On est rapidement sous le charme des mots, de l’atmosphère, de l’intrigue… Qui est Ling ? Est-ce vraiment la demi-sœur d’Iris ? Quel lien unit ces deux femmes ? Martina Clavadetscher nous plonge dans une ambiance pluvieuse, ouvrière, mécanique, minutée. Ling, sans que jamais sa particularité ne soit nommée, est à n’en pas douter dans le spectre des troubles autistiques. Elle calcule tout, tout le temps, n’apprécie pas le contact humain et a trouvé un travail qui lui convient parfaitement : mesurer des corps… sans tête.

On laisse les lecteurs et lectrices découvrir petit à petit l’histoire de ces formes humanoïdes qui passent de salle en salle dans une usine qu’on devine aisément localisée dans un pays asiatique. Un pays qui ne porte pas de nom. Au stade où Ling les a en main, ces créations n’ont pas de visage, pas d’esprit, elles sont orifices et silicone. Ce n’est que dans la dernière salle, la « salle des têtes » que ces créations prennent vie.
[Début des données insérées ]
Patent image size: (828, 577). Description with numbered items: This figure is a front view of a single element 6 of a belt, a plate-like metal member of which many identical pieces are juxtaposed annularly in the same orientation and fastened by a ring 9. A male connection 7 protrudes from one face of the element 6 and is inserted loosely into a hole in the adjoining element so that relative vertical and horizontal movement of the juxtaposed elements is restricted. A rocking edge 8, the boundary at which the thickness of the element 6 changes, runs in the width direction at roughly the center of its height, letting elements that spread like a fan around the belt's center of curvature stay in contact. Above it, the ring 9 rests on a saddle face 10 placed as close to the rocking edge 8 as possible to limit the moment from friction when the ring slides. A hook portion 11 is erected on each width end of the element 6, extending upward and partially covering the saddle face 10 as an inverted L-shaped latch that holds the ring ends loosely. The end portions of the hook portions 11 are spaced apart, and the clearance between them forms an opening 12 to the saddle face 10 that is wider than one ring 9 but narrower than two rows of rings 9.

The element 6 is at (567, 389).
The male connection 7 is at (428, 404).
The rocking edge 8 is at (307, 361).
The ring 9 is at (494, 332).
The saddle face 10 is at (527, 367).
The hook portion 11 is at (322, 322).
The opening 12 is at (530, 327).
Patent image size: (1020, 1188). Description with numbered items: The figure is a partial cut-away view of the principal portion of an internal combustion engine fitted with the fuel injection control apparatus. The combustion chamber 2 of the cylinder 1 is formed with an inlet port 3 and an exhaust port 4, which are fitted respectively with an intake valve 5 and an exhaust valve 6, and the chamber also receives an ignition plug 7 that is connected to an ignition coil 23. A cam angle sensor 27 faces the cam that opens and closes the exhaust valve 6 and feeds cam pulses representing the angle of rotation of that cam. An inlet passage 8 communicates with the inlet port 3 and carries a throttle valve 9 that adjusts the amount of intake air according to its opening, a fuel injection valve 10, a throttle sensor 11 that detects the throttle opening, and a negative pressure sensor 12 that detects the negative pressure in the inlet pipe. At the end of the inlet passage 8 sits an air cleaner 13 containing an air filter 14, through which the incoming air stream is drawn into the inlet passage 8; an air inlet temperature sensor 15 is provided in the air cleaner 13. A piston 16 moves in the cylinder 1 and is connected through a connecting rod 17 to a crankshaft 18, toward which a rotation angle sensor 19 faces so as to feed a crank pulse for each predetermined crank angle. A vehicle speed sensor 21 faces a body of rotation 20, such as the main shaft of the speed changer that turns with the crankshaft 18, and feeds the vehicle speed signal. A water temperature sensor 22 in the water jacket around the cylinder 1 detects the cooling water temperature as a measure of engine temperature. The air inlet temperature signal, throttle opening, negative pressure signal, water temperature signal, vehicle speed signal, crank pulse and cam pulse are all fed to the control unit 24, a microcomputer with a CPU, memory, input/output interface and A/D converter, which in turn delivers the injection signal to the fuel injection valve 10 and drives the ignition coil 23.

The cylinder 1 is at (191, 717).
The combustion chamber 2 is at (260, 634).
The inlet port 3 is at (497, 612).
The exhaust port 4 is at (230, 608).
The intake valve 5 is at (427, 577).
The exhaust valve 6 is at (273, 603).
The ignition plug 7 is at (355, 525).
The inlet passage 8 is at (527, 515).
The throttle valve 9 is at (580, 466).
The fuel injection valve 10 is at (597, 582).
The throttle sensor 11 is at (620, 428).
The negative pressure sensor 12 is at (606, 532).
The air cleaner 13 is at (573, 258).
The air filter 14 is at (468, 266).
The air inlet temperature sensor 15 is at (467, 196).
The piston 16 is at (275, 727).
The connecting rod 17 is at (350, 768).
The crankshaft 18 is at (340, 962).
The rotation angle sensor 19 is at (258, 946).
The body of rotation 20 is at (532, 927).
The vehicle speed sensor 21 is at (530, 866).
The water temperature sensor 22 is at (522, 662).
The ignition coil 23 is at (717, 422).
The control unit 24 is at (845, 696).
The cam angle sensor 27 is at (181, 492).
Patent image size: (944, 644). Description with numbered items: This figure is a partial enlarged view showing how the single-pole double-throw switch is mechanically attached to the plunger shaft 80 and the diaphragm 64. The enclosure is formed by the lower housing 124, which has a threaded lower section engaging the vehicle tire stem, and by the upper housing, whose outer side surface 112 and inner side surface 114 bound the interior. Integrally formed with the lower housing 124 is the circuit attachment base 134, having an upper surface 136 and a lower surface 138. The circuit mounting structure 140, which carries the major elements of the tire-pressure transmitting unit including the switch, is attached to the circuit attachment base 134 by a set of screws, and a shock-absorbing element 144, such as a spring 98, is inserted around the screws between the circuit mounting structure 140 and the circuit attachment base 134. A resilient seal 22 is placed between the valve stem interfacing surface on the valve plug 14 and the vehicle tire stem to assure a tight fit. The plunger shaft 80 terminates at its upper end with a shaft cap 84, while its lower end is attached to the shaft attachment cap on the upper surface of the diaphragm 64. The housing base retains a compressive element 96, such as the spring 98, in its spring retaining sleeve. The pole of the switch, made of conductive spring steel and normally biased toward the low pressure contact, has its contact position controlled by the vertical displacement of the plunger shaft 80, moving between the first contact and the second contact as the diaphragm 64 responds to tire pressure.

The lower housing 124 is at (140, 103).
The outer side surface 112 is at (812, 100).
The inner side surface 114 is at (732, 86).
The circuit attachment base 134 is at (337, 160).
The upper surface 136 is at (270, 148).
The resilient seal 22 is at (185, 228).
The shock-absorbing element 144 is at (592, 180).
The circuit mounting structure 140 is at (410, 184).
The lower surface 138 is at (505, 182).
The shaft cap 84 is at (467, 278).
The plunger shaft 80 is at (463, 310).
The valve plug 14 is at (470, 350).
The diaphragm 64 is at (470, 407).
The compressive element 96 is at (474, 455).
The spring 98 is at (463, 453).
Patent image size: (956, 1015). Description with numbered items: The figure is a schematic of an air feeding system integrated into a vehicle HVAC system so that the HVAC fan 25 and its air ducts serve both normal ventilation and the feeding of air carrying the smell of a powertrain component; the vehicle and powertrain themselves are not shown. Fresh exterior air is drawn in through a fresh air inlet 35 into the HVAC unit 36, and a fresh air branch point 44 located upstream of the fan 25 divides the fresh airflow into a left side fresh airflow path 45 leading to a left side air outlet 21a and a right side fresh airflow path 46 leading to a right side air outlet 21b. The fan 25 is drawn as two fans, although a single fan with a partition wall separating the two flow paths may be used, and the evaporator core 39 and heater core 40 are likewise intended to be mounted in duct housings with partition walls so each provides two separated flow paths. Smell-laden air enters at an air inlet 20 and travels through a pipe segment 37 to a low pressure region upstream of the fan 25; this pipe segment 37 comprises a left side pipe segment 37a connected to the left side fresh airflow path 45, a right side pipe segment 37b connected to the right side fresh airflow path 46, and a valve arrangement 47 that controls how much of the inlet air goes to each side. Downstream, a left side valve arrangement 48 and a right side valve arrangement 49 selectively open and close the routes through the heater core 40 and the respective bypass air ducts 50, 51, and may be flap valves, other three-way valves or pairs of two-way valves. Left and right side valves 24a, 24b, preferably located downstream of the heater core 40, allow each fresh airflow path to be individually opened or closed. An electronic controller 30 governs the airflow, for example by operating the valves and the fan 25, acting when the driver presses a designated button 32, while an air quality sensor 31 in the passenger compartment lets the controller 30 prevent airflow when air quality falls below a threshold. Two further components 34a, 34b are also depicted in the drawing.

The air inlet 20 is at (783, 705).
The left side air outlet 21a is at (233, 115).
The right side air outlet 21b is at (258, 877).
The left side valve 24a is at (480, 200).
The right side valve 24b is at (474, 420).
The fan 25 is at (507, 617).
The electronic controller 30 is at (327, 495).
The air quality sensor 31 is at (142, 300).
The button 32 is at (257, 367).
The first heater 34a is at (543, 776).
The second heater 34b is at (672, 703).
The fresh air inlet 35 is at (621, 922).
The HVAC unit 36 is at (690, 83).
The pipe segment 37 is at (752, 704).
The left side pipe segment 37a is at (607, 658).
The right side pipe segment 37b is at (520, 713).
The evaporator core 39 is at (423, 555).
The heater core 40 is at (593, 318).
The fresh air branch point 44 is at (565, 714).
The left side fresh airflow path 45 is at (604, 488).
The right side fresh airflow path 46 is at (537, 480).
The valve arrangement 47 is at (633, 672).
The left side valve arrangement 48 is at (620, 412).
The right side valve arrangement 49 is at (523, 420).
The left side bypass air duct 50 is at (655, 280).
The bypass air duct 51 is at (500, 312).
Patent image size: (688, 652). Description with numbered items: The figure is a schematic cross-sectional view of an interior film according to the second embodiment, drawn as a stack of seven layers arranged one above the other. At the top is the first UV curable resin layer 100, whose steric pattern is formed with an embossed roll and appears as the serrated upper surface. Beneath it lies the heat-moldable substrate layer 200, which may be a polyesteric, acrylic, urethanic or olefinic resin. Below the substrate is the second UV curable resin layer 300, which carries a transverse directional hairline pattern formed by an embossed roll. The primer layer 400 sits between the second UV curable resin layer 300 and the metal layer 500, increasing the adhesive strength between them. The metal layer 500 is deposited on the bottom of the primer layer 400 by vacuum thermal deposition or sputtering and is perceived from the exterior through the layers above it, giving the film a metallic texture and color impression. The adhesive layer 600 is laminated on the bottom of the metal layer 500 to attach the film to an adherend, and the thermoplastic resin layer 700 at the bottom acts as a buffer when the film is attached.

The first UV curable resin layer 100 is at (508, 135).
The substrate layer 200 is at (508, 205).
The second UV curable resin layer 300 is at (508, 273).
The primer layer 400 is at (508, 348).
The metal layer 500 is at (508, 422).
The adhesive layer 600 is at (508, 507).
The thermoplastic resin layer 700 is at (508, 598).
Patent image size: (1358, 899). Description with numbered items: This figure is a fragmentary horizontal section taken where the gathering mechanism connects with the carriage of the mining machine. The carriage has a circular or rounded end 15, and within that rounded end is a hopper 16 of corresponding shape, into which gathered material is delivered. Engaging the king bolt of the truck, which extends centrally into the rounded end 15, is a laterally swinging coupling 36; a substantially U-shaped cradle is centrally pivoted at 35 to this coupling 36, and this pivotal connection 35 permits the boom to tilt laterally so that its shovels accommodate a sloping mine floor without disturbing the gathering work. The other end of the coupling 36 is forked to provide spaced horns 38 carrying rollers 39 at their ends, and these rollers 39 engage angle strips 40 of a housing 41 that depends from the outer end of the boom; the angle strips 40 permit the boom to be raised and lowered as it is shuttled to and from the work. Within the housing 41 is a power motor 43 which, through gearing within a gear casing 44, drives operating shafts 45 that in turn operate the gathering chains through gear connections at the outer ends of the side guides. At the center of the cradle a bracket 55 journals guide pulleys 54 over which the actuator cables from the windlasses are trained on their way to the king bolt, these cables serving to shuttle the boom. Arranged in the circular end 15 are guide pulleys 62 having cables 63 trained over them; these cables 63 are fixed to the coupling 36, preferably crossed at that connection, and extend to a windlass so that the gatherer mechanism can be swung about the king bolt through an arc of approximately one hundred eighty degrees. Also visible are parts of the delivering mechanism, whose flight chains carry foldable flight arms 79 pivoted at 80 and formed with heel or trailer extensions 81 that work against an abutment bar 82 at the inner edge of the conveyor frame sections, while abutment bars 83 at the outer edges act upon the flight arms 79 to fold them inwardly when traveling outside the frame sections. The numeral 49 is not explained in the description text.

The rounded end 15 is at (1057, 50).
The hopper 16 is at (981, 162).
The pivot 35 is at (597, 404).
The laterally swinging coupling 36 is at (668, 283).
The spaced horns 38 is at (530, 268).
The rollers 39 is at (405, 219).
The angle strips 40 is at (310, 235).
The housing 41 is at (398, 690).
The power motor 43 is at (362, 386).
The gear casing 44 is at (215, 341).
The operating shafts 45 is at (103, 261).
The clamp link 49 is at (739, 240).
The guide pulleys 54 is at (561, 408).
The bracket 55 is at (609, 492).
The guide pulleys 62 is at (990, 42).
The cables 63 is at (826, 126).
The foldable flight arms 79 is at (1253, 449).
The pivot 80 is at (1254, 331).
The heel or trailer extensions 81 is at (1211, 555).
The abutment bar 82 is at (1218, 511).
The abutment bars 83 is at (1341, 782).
Cette salle, Ling ne souhaiterait y travailler pour rien au monde, car, selon elle, dès que la tête s’en mêle, tout se complique.

C’est sans compter la venue d’une nouvelle arrivante qui va sérieusement bouleverser la routine et les habitudes de Ling. Sans compter l’intervention du gardien John B. dans son quotidien, hors du travail à l’usine…

Martina Clavadetscher pose dès le début de son roman les jalons d’une trame parfaitement ciselée aux mots choisis avec soin. Une fois la dernière page tournée, on se prend à relire les premières en s’extasiant devant la finesse du travail de l’autrice qui maîtrise parfaitement son œuvre. On a adoré !

Résumé

Iris dans la prison dorée de son penthouse new-yorkais; Ling en Chine, ouvrière d'une usine de poupées à taille humaine; Ada Lovelace, fille de lord Byron et mathématicienne de génie bien à l'étroit dans l'Angleterre victorienne: elles vivent à des époques et dans des lieux différents, mais toutes trois sont unies par un lien mystérieux, une quête commune qui les font braver l'ordre établi. Roman gigogne, "Trois âmes sœurs" brouille les frontières entre l'humain et la machine, bouleverse nos a priori sur l'intelligence artificielle. Pour acclamer le pouvoir de l'imagination et activer la mécanique de la désobéissance.

Auteur :
Clavadetscher, Martina, Auteur du texte
Contributeur :
Lacord, Raphaëlle, Traducteur
Éditeur :
Chêne-Bourg, Editions Zoé, 14-Condé-sur-Noireau, Impr. Corlet Imprimeur
Langue:
français.
Pays:
Suisse.
Description du livre original :
1 vol. (266 p.) ; 21 cm
ISBN:
9782889072569.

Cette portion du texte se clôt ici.